Adhi has stated that while Meesaya Murukku is "predominantly based on real incidents", such as his five friends from the film and the character Sudhakaran being based on real people, certain liberties were taken to make the film commercially viable. The film depicts Adhi and Jeeva as having been childhood friends, whereas in reality, the duo met via Orkut in 2005, when they were teenagers.

=== Casting ===

As revealed in 2013, Adhi continued to be lead actor and chose Aathmika to pair for him, after coming across her Facebook profile. The film features a mostly new cast and crew as per Adhi's wishes, with being Vivek, who plays Adhi's father, the only established actor.

=== Filming ===
Though pre-production began in August 2013, the film, as of October 2016, was reported to have completed 45 days of shoot with two songs left to be shot. Filming ended by early November 2016.

== Music ==

Hiphop Tamizha composed the music of the film. A promotional song, "Sait Ji", was released in late 2016. Sundar received a legal notice from Ashok G Lodha of Shri All India Shwetamber Sthanakwasi Jain Conference.

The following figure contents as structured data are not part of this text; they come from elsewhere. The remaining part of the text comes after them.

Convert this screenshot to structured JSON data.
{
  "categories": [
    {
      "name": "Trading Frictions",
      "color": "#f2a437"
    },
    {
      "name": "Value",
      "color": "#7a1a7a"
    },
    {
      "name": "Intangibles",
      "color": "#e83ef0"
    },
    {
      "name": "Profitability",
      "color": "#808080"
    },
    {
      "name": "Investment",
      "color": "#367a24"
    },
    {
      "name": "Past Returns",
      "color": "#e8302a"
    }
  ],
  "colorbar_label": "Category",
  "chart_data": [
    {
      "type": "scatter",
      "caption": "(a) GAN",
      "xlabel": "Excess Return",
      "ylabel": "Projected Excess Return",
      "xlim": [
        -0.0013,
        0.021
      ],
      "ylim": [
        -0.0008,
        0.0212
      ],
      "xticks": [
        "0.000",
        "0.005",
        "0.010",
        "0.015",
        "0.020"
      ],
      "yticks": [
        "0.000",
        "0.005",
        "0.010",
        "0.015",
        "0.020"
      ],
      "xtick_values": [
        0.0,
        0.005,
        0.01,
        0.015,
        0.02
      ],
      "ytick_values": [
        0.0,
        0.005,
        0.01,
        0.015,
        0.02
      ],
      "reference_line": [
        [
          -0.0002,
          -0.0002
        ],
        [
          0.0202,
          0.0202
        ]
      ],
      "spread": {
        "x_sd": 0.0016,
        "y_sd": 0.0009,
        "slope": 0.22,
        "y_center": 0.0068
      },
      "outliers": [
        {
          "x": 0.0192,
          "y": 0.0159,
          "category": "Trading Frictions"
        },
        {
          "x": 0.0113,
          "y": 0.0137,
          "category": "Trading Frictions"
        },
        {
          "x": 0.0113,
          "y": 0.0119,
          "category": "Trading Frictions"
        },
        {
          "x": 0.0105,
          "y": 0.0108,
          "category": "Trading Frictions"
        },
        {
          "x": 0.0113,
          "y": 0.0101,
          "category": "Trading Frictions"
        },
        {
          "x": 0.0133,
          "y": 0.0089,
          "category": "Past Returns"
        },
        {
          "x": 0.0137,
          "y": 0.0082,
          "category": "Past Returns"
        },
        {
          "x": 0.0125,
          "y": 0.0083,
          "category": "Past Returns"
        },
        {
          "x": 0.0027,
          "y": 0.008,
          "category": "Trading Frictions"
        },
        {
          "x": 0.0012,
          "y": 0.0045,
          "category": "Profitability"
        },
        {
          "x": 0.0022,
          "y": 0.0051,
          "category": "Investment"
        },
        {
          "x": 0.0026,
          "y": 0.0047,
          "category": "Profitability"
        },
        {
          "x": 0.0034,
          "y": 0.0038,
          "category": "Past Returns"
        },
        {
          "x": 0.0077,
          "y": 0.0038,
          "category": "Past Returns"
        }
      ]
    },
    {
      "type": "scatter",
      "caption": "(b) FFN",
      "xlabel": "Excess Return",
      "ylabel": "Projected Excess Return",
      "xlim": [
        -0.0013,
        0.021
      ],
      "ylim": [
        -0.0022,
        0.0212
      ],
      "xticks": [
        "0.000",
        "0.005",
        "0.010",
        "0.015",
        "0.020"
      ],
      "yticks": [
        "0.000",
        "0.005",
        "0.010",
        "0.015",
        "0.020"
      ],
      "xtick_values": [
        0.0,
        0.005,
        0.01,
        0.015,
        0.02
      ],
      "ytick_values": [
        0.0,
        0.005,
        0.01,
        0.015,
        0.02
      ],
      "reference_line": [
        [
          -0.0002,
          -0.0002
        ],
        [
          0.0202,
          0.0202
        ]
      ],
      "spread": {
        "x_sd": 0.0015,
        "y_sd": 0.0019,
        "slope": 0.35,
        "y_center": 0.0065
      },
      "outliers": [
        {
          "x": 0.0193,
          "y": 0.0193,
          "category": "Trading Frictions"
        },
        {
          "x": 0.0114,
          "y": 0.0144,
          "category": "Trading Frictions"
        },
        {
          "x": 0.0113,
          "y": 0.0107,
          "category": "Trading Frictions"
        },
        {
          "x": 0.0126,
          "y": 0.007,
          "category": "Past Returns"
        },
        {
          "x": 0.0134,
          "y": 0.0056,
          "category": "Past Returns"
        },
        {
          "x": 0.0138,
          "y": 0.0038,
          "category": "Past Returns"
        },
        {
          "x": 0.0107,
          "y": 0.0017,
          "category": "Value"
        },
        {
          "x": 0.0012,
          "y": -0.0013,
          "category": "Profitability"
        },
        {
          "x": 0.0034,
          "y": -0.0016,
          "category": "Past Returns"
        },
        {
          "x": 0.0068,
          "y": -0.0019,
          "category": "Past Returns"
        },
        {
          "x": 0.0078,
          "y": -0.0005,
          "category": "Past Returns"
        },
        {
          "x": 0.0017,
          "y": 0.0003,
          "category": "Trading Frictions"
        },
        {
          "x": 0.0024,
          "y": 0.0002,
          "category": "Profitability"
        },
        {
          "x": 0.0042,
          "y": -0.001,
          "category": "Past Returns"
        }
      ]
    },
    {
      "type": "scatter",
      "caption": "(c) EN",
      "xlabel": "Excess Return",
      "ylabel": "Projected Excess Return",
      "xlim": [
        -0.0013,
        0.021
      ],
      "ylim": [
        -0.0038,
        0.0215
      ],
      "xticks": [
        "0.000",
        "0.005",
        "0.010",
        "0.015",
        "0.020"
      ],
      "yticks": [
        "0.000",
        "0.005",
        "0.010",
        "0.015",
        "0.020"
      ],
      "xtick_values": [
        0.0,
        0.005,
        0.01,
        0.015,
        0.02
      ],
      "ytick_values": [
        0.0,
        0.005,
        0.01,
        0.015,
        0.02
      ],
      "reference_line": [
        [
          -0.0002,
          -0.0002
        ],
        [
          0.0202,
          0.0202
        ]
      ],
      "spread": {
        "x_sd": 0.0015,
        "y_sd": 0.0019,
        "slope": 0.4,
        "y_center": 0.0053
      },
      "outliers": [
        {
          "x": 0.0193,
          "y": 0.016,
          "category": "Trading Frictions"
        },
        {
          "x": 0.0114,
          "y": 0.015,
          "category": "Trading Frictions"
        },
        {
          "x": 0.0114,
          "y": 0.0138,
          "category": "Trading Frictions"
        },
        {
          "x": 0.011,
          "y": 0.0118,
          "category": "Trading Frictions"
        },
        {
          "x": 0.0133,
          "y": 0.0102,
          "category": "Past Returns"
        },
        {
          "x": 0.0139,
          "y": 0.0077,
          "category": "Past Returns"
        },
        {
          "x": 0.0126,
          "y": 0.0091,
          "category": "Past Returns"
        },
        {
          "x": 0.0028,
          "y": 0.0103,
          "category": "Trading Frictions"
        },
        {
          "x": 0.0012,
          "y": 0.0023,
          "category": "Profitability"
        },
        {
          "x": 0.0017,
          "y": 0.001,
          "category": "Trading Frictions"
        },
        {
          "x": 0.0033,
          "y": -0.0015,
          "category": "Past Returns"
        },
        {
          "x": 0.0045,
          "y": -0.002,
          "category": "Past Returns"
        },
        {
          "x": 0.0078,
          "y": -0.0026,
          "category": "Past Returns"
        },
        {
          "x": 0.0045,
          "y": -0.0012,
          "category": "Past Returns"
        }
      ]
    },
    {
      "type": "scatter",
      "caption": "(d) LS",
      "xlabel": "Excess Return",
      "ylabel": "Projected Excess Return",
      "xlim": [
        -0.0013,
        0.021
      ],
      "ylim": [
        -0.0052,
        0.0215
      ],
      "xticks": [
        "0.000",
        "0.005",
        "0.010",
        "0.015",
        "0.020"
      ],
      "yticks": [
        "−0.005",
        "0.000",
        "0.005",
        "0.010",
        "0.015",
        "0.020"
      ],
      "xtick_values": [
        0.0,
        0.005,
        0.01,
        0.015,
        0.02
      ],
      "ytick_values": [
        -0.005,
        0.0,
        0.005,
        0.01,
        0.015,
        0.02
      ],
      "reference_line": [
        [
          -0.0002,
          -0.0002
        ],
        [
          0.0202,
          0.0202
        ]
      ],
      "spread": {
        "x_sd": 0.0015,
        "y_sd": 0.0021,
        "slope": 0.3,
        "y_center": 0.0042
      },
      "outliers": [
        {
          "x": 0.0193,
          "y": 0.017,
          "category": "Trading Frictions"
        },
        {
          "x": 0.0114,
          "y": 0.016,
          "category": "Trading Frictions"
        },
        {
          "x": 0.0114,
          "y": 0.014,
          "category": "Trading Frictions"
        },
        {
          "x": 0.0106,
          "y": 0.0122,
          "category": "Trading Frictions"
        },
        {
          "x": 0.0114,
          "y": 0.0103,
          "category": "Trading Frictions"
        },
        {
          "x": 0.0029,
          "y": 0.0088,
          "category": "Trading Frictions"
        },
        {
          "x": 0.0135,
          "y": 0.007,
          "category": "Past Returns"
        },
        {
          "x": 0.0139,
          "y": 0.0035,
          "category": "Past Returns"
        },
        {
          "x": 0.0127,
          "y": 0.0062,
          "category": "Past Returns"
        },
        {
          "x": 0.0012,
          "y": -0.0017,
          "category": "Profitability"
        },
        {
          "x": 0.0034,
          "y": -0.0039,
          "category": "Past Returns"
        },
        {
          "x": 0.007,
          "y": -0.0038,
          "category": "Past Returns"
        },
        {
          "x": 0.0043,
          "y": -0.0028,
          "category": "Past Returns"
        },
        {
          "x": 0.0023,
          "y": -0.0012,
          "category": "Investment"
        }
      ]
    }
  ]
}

Lodha objected to the words "Sait Ji", meaning "affluent trader", and demanded that they be removed from the song, feeling it was "a classic example of abuse of the (Jain) community in the name of creativity and art." Sundar obliged, and had the words removed not only from the song, but also from the finished film, and the word "Sait Ji" was replaced with "Great Ji". The original YouTube video was deleted. The song "Vaadi Pulla Vaadi", released as a single years before the film was shot, appears onscreen.

Track listing
| No. | Title | Singer(s) | Length |
|---|---|---|---|
| 1. | "Great Ji" | Hiphop Tamizha | 4:21 |
| 2. | "Machi Enggalukku Ellam" | Hiphop Tamizha | 2:29 |
| 3. | "Enna Nadanthalum" | Kaushik Krish, Hiphop Tamizha | 4:05 |
| 4. | "Maatikichu" | Mahalingam, Hiphop Tamizha | 3:17 |
| 5. | "Vaadi Nee Vaadi" | Rajan Chelliah, Hiphop Tamizha | 3:05 |
| 6. | "Meesaya Murukku – Title Track" | Kharesma Ravichandran, Hiphop Tamizha | 3:42 |
| 7. | "Sakkarakatti" | Hiphop Tamizha | 3:09 |
| 8. | "Vaadi Pulla Vaadi" (additional song) | Hiphop Tamizha | 4:30 |
| Total length: |  |  | 28:38 |

== Critical reception ==
Meesaya Murukku received mostly positive reviews. Baradwaj Rangan wrote for Film Companion, "Meesaya Murukku could have been a celebration of Tamil-ness [...] But the film, frustratingly, settles into an uninspired chronicle of college life: ragging, lusting for biriyani, cultural events, and romance [...] Meesaya Murukku has a few moments, but it's neither an effective romance nor a convincing coming-of-age drama." Sify stated, "Meesaya Murukku is a decent debut directorial and heroic outing from Adhi, the film clicks mainly because of the real life connect".

== Sequel ==
A spiritual successor Meesaya Murukku 2, again directed by Adhi, was released on 25 September 2026.